Latest Terror Threat Targets Subways

Latest Terror Threat Targets Subways

W A S H I N G T O N, May 23 — Federal transportation officials say they have gotten an unconfirmed warning that terrorists are planning attacks on subways in the United States.

The possible attack would involve simultaneous strikes against multiple trains, perhaps using time bombs, said an alert issued Wednesday by the Department of Transportation's Office of Intelligence and Security and obtained by ABCNEWS.

Although the warning specified subways, it advised all rail and transit security officials to review their safety procedures and "implement additional security measures commensurate with the current threat environment."

It emphasized that the threat was not confirmed, but advised the industry to remain on a heightened state of alert.

This latest warning is particularly unsettling to New Yorkers, who have already been told this week that the Brooklyn Bridge or the Statue of Liberty could be targeted by terrorists.

Millions of people ride the city's subways every day.


NYC Threat Came From Al Qaeda Lieutenant

N E W Y O R K, May 23 — A top lieutenant to Osama bin Laden is the source of information that led to a warning of potential terrorist attacks against the Brooklyn Bridge and the Statue of Liberty, a law enforcement official said today.

The official, speaking to The Associated Press on condition of anonymity, said the information, which has been described as uncorroborated, came from Abu Zubaydah, the senior al Qaeda terrorist leader now in U.S. custody.

Zubaydah's role in the terrorism warning was first reported in the Daily News.

Zubaydah is being interrogated by U.S. officials at an undisclosed location.
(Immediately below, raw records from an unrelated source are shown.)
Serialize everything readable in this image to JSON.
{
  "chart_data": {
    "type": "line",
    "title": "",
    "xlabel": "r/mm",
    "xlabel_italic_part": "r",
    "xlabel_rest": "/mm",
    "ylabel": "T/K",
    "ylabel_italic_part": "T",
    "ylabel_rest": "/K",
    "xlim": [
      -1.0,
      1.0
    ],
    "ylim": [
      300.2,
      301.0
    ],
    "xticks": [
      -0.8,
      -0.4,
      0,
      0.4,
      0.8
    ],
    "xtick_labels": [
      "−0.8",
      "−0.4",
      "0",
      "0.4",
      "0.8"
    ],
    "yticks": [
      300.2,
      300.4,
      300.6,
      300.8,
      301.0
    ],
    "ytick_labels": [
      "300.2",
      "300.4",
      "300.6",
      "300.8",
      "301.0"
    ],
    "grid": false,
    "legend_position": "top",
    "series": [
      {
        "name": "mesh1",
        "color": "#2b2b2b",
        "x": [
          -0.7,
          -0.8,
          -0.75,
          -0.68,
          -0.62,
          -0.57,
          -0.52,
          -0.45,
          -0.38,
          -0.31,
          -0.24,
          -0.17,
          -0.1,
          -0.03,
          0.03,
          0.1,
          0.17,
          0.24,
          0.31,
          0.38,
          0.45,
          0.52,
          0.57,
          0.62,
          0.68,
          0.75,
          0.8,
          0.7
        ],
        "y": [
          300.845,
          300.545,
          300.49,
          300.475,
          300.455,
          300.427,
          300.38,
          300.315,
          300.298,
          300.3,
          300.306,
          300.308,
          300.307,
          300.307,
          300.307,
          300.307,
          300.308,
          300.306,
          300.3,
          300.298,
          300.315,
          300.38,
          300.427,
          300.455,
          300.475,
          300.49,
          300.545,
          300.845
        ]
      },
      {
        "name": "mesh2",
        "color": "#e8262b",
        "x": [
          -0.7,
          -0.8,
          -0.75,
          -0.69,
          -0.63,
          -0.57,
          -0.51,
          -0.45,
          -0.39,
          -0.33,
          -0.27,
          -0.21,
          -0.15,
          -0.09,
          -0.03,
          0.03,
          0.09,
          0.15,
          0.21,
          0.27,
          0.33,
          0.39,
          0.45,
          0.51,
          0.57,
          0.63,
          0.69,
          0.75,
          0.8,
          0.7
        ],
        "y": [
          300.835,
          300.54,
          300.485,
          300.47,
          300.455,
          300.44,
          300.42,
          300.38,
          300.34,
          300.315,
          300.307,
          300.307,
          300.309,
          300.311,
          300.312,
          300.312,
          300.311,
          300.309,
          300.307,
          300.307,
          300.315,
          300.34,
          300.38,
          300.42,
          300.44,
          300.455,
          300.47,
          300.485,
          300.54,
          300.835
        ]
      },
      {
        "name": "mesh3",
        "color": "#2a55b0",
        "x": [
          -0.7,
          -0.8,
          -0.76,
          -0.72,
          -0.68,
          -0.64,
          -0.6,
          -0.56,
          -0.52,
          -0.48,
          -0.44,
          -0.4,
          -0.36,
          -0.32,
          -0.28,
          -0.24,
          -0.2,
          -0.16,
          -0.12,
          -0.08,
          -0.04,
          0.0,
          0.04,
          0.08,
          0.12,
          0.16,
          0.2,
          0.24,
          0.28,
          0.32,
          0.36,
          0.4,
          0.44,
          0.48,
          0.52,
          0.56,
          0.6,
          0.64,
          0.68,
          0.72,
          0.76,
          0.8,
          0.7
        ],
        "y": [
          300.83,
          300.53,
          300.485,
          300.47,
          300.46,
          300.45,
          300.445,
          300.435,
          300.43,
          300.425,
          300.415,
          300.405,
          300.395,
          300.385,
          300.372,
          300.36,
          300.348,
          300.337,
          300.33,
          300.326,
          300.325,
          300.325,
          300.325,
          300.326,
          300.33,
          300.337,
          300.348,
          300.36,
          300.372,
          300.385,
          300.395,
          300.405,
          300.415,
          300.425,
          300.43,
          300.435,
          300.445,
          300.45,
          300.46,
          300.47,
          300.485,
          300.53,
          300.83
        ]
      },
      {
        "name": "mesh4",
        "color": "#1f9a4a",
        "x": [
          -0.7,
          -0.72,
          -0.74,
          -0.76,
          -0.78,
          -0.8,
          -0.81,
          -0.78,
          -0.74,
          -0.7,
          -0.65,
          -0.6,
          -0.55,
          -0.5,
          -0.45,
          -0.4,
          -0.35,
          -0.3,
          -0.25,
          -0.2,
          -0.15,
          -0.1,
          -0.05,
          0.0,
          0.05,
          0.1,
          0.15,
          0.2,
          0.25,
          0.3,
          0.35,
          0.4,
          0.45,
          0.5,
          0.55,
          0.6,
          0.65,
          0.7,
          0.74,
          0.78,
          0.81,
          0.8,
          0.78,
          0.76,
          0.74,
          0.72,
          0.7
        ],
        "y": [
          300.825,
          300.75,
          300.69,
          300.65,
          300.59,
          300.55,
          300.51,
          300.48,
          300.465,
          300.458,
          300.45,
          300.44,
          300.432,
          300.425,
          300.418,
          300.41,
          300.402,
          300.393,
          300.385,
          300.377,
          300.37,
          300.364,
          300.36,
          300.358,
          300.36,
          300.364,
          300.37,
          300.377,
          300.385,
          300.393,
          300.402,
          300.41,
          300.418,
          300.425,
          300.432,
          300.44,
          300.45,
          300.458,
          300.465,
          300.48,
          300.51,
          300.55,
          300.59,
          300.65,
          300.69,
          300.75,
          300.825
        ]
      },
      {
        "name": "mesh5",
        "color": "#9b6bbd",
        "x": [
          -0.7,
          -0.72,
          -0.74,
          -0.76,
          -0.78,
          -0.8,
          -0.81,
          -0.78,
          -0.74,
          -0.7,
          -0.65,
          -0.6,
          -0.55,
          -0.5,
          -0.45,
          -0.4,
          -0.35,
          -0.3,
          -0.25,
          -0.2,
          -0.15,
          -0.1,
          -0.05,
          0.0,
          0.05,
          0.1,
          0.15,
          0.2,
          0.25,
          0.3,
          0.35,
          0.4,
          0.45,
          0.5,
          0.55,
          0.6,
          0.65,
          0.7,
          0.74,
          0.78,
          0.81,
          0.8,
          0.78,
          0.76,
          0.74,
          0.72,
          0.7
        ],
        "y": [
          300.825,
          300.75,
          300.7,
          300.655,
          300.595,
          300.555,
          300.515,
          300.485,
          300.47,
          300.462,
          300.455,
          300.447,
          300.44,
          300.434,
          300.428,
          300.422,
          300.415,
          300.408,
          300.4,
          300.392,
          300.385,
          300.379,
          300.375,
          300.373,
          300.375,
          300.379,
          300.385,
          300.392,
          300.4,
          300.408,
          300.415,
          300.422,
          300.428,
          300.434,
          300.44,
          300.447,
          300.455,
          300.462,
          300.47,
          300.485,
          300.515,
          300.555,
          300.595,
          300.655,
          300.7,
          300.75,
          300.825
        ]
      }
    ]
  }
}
He is believed to have played a key role in organizing the Sept. 11 attacks as al Qaeda's top operational planner.

Police Commissioner Raymond Kelly said Wednesday that the detainee who gave FBI officials the information has provided authorities with credible information in the past, but would not discuss what information the detainee had given.

The FBI said the New York warning was not specific about timing or methods.

Authorities canceled a 119th birthday celebration for the Brooklyn Bridge because of the possible threat.

"We could not even contemplate finalizing our plans … because of the concerns that have been raised," said Brooklyn Borough President Marty Markowitz, whose office had been planning the June 2 event.

As al Qaeda's top operational planner, Zubaydah ran the Khalden camp in Afghanistan, where U.S. investigators have learned many of the Sept. 11 hijackers trained. This suggests Zubaydah may have had direct contact with the hijackers and chosen them for training.

He also had telephone contacts with at least one student at U.S. flight schools, according to a July 10, 2001, memo from a Phoenix FBI agent.

The CIA, FBI and Pakistani authorities captured and wounded Zubaydah in a raid in Faisalabad, Pakistan, in March. He is believed to have masterminded the failed millennium bombing plots in Los Angeles and Jordan, and has been linked to failed plots to attack the U.S. embassies in Paris and Sarajevo.

Zubaydah was also indirectly linked, through a web of associations with other al Qaeda members in Europe, to lead Sept. 11 hijacker Mohamed Atta and his cell in Hamburg, Germany. Three members of the Hamburg cell were suicide hijackers; three others are still at large.